有田市・きのくに葬祭事業協同組合と防災協定(写真付)

2017年08月10日 21時30分 ニュース, 政治, 防災

有田市は、地震や津波などの大規模な災害時に、亡くなった人の遺体の搬送や棺(ひつぎ)などの葬祭用品の供給をスムーズに行うため、きょう(10日)、和歌山県内の葬祭事業者と防災協定を結びました。

協定書を交わした望月市長(左)と上野山理事長

きょう午後3時から、有田市役所で行われた協定の締結式で、有田市の望月良男(もちづき・よしお)市長ときのくに葬祭事業協同組合の上野山栄作(うえのやま・えいさく)理事長が協定書を交わしました。

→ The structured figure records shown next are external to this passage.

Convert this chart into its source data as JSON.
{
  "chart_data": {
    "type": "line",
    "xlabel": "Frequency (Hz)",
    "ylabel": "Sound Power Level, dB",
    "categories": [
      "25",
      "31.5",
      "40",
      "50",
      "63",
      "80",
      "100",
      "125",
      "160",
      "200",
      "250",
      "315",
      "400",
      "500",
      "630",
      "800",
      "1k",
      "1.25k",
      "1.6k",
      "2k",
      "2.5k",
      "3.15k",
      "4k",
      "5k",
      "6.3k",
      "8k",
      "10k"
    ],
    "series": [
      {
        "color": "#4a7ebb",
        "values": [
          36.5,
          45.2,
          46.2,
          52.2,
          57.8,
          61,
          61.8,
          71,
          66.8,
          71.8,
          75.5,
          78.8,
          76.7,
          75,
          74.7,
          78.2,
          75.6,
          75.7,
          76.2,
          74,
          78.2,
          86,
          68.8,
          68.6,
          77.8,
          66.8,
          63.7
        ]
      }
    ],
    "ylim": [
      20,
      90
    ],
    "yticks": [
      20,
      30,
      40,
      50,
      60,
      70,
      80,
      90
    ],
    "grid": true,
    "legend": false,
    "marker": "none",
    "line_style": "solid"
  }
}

協定書では、災害時に有田市から要請を受けたきのくに葬祭事業協同組合が、棺や骨つぼのほか、ドライアイスや防腐剤など遺体の安置に必要な用品を迅速に供給するとともに、納棺や自宅への遺体の搬送などを優先的に行うことが定められています。

望月市長は、お礼を述べながら「引き続き万が一に備えていきたい」と挨拶し、上野山理事長は「『人を送ること』は自分たちがやらなければどうしようもないという使命感を持って地域に貢献したい」と話していました。

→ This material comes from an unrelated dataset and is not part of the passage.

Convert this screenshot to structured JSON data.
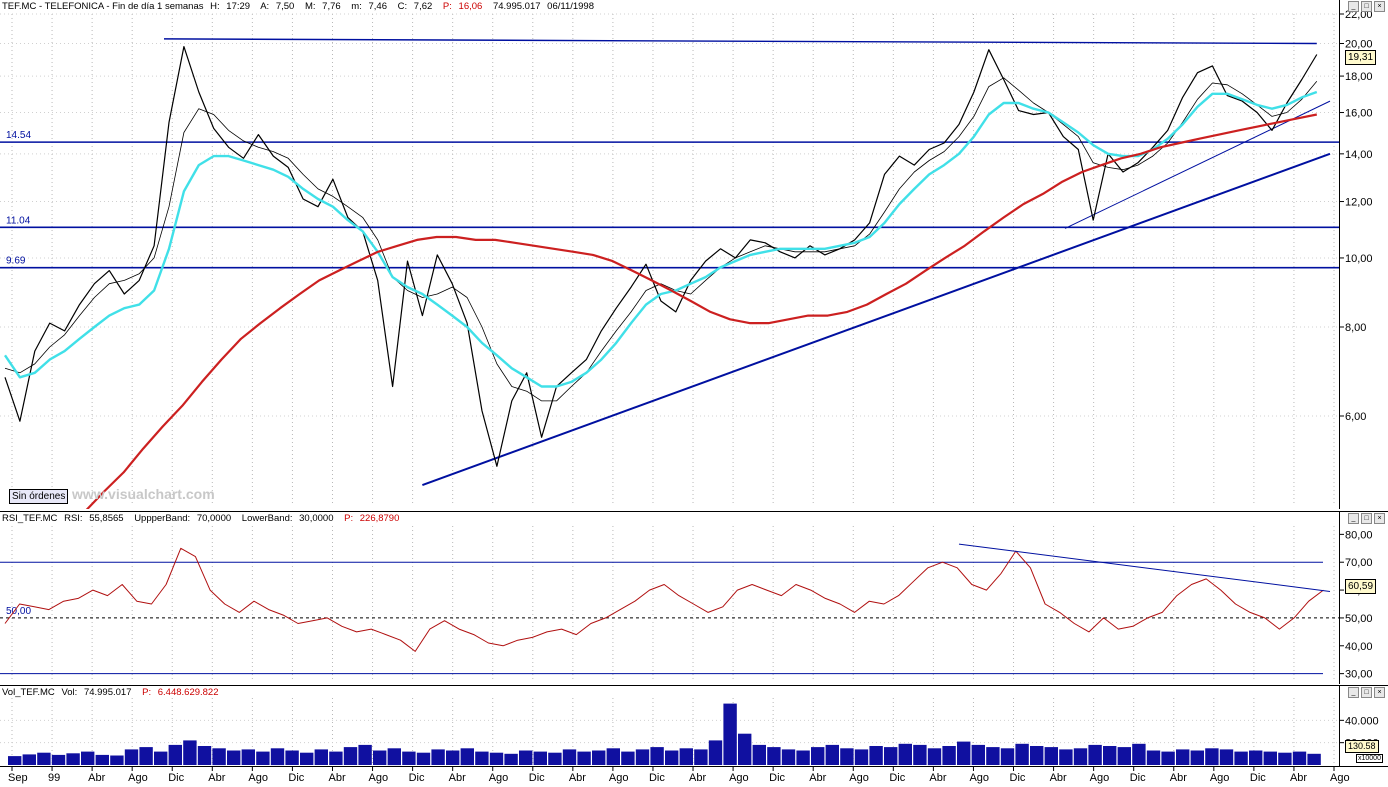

きのくに葬祭事業協同組合は、県内各地の8つの葬儀会社からなり、常時50人分の葬祭用品を備蓄していて、今回の協定は、6年前の東日本大震災の被災地へ応援に行った際、誰かも分からない遺体を目の当たりにした上野山理事長らの提案で実現しました。これまで、和歌山県や海南市とも協定を結んでいて、今後は、橋本市や紀美野町などとも結ぶ方針です。

また有田市も、自治体や民間事業者と積極的に防災に関する協定を結んでいて、今回で32件目です。